Engineering and purification of HhoA deletion constructs. (A) Domain structure of the full-length HhoA protease and truncated constructs. Gray oval, putative signal peptides; light gray boxes, protease domains of the S1B subfamily of serine proteases, with the amino acid residues of the catalytic triad indicated; dark gray boxes, PDZ domains; His, six-His tag and linker introduced by the expression vector. (B) Ni²⁺ affinity-purified recombinant proteins (4 μg) separated by SDS-PAGE and visualized by Coomassie blue staining. Lane 1, HhoAΔN34; lane 2, HhoA_S237AΔN34; lane 3, HhoAPD; lane 4, HhoA_S237APD; lane M, markers.

FIG. 2.

Proteolytic activities of purified HhoA deletion constructs with various model substrates. In all assays 100 pmol purified HhoA protein was incubated with the substrate for 2 h at 40°C in 50 mM HEPES (pH 8.0) and 20 mM MgCl₂. (A) Degradation assays with β-casein and BSA visualized in a Coomassie blue-stained SDS-PAGE gel. A representative gel for three independent replicates is shown. Lane 0, elution buffer; lane 1, HhoAΔN34; lane 2, HhoA_S237AΔN34; lane 3, HhoAPD; lane 4, HhoA_S237APD. (B) Proteolytic activity against resorufin-labeled casein as determined by absorption at 574 nm. The chemical structure of the resorufin label is shown in the inset. The values are means ± standard deviations (n = 4).

FIG. 3.

Analysis of HhoA complex formation. The elution diagrams for size exclusion chromatography of recombinant HhoAΔN34 (solid line) and HhoA_S237APD (dotted line) are shown. For HhoAΔN34, the proteolytic activity of 10 μl of selected fractions against resorufin-labeled casein is shown (gray columns and right axis).

FIG. 4.

Characterization of HhoA protease activity.

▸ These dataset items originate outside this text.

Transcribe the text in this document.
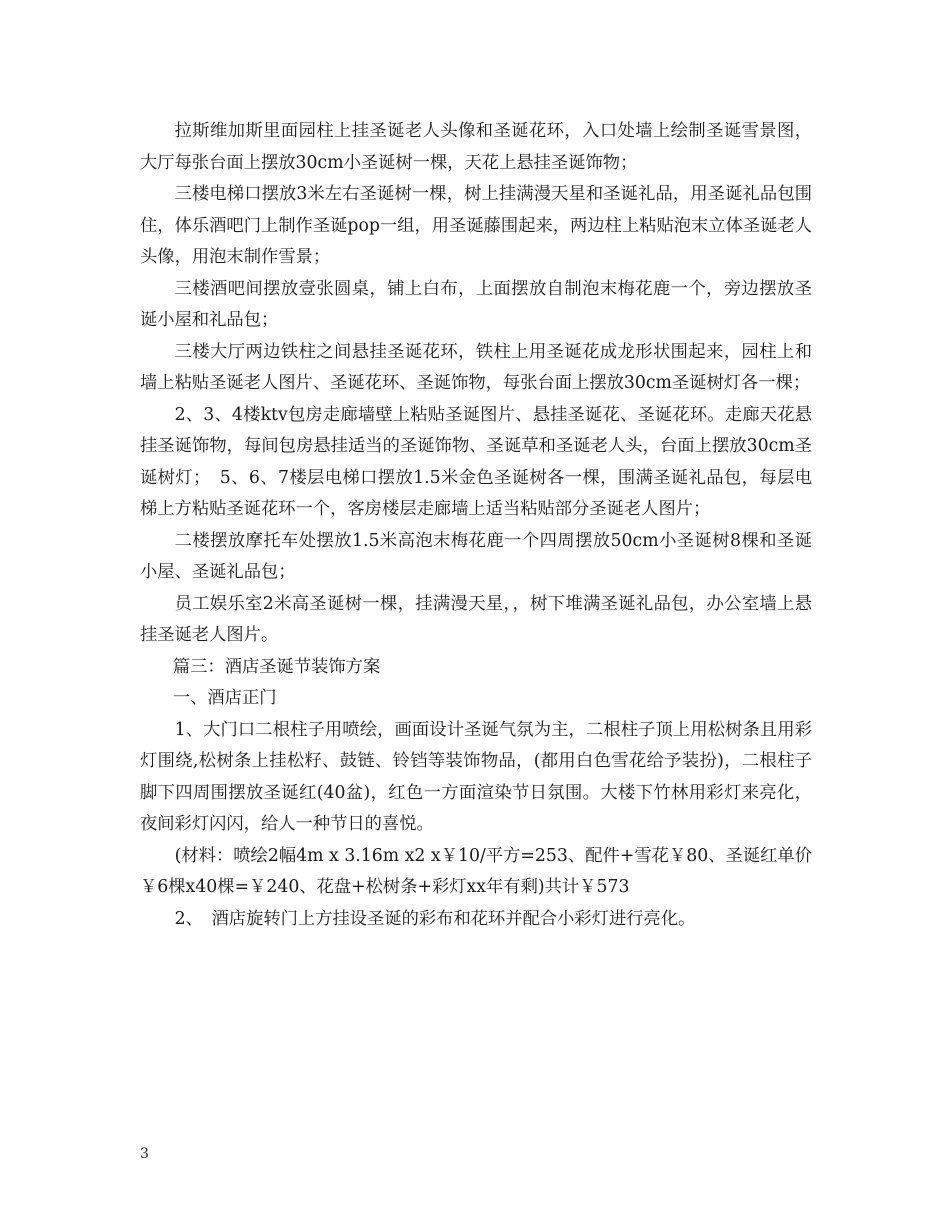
拉斯维加斯里面园柱上挂圣诞老人头像和圣诞花环，入口处墙上绘制圣诞雪景图，大厅每张台面上摆放30cm小圣诞树一棵，天花上悬挂圣诞饰物；

三楼电梯口摆放3米左右圣诞树一棵，树上挂满漫天星和圣诞礼品，用圣诞礼品包围住，体乐酒吧门上制作圣诞pop一组，用圣诞藤围起来，两边柱上粘贴泡末立体圣诞老人头像，用泡末制作雪景；

三楼酒吧间摆放壹张圆桌，铺上白布，上面摆放自制泡末梅花鹿一个，旁边摆放圣诞小屋和礼品包；

三楼大厅两边铁柱之间悬挂圣诞花环，铁柱上用圣诞花成龙形状围起来，园柱上和墙上粘贴圣诞老人图片、圣诞花环、圣诞饰物，每张台面上摆放30cm圣诞树灯各一棵；

2、3、4楼ktv包房走廊墙壁上粘贴圣诞图片、悬挂圣诞花、圣诞花环。走廊天花悬挂圣诞饰物，每间包房悬挂适当的圣诞饰物、圣诞草和圣诞老人头，台面上摆放30cm圣诞树灯；　5、6、7楼层电梯口摆放1.5米金色圣诞树各一棵，围满圣诞礼品包，每层电梯上方粘贴圣诞花环一个，客房楼层走廊墙上适当粘贴部分圣诞老人图片；

二楼摆放摩托车处摆放1.5米高泡末梅花鹿一个四周摆放50cm小圣诞树8棵和圣诞小屋、圣诞礼品包；

员工娱乐室2米高圣诞树一棵，挂满漫天星，，树下堆满圣诞礼品包，办公室墙上悬挂圣诞老人图片。

篇三：酒店圣诞节装饰方案

一、酒店正门

1、大门口二根柱子用喷绘，画面设计圣诞气氛为主，二根柱子顶上用松树条且用彩灯围绕,松树条上挂松籽、鼓链、铃铛等装饰物品，(都用白色雪花给予装扮)，二根柱子脚下四周围摆放圣诞红(40盆)，红色一方面渲染节日氛围。大楼下竹林用彩灯来亮化，夜间彩灯闪闪，给人一种节日的喜悦。

(材料：喷绘2幅4m x 3.16m x2 x￥10/平方=253、配件+雪花￥80、圣诞红单价￥6棵x40棵=￥240、花盘+松树条+彩灯xx年有剩)共计￥573

2、　酒店旋转门上方挂设圣诞的彩布和花环并配合小彩灯进行亮化。

3
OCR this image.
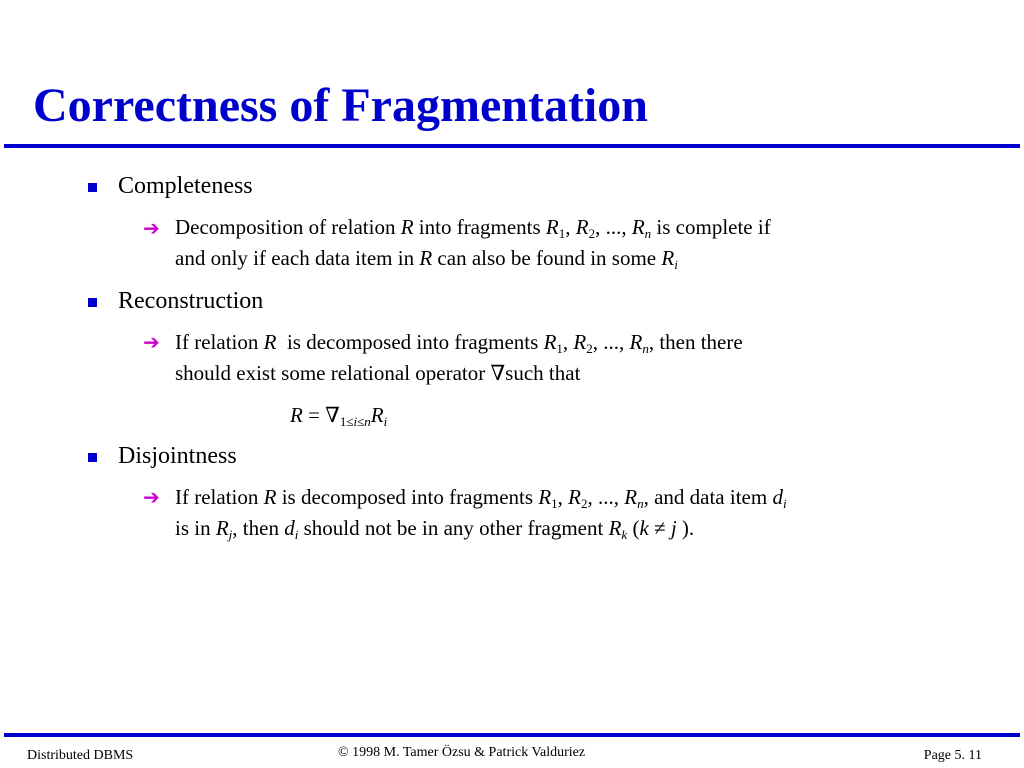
Correctness of Fragmentation
Completeness
➔ Decomposition of relation R into fragments $R_1$, $R_2$, ..., $R_n$ is complete if
and only if each data item in R can also be found in some $R_i$
Reconstruction
➔ If relation R  is decomposed into fragments $R_1$, $R_2$, ..., $R_n$, then there
should exist some relational operator ∇such that
$R = \nabla_{1\le i\le n}R_i$
Disjointness
➔ If relation R is decomposed into fragments $R_1$, $R_2$, ..., $R_n$, and data item $d_i$
is in $R_j$, then $d_i$ should not be in any other fragment $R_k$ (k ≠ j ).
Distributed DBMS	© 1998 M. Tamer Özsu & Patrick Valduriez	Page 5. 11
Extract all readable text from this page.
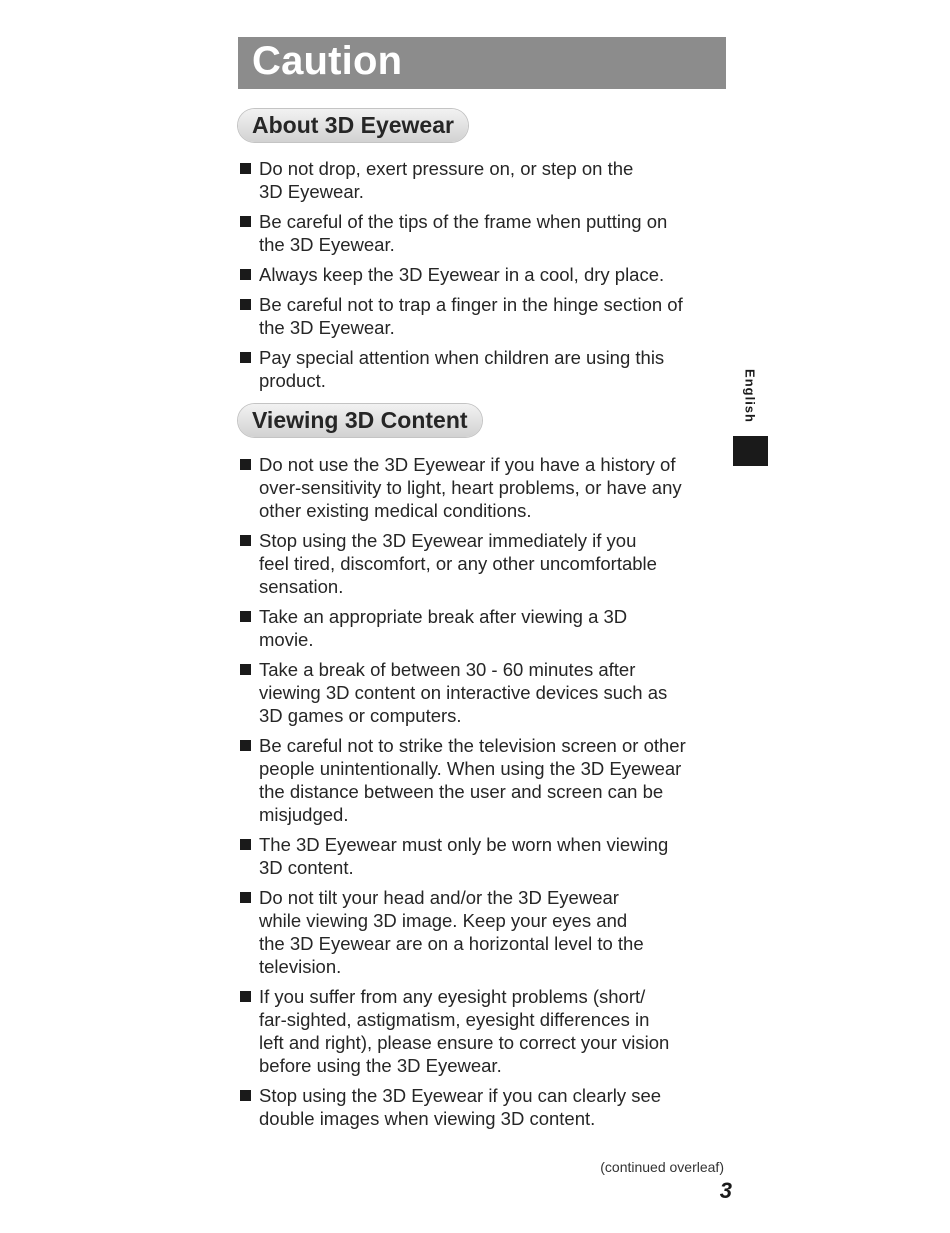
Caution
About 3D Eyewear
Do not drop, exert pressure on, or step on the
3D Eyewear.
Be careful of the tips of the frame when putting on
the 3D Eyewear.
Always keep the 3D Eyewear in a cool, dry place.
Be careful not to trap a finger in the hinge section of
the 3D Eyewear.
Pay special attention when children are using this
product.
Viewing 3D Content
Do not use the 3D Eyewear if you have a history of
over-sensitivity to light, heart problems, or have any
other existing medical conditions.
Stop using the 3D Eyewear immediately if you
feel tired, discomfort, or any other uncomfortable
sensation.
Take an appropriate break after viewing a 3D
movie.
Take a break of between 30 - 60 minutes after
viewing 3D content on interactive devices such as
3D games or computers.
Be careful not to strike the television screen or other
people unintentionally. When using the 3D Eyewear
the distance between the user and screen can be
misjudged.
The 3D Eyewear must only be worn when viewing
3D content.
Do not tilt your head and/or the 3D Eyewear
while viewing 3D image. Keep your eyes and
the 3D Eyewear are on a horizontal level to the
television.
If you suffer from any eyesight problems (short/
far-sighted, astigmatism, eyesight differences in
left and right), please ensure to correct your vision
before using the 3D Eyewear.
Stop using the 3D Eyewear if you can clearly see
double images when viewing 3D content.
English
(continued overleaf)
3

For all assays 100 pmol purified HhoAΔN34 was incubated with 8 μg resorufin-labeled casein, and the experiment was repeated with at least three independent protein purifications. (A) Degradation kinetics at 40°C in 50 mM HEPES (pH 8.0) and 20 mM CaCl₂. The values are means ± standard deviations (n = 4), normalized to the activity after 4 h. (B) Effect of pH. HhoAΔN34 was incubated in 50 mM morpholineethanesulfonic acid (MES) (pH 6.0 to 6.5) or 50 mM HEPES (pH 7.0 to 8.5) supplemented with 20 mM MgCl₂ for 2 h at 40°C. The values are means ± standard deviations (n = 7), normalized to the activity at pH 8.0. (C) Effect of temperature. HhoAΔN34 was incubated in 50 mM HEPES (pH 8.0) and 20 mM CaCl₂ for 2 h. The values are means ± standard deviations (n = 6) normalized to the activity at 40°C. (D) Effect of divalent cations. HhoAΔN34 was incubated for 2 h at 40°C in 50 mM HEPES (pH 8.0) supplemented with 20 mM MgCl₂ or CaCl₂ (black bars) and with 20 mM EDTA (gray bars). The values are means ± standard deviations (n = 6 for black bars and n = 3 for gray bars). ddH2O, double-distilled water.

FIG. 5.

Activity of HhoAΔN34 against isolated total membrane proteins. Isolated total membranes of WT or ΔhhoA mutant cells were incubated without (lanes −) or with (lanes +) recombinant HhoAΔN34 at 15 and 45°C in 50 mM Tris (pH 7.5) supplemented with 20 mM CaCl₂, separated by SDS-PAGE, and visualized by Coomassie blue staining. The open arrows indicate bands of added HhoAΔN34 and its degradation fragments, and the filled arrows indicate protein bands specifically degraded by HhoAΔN34. Lane M contained markers.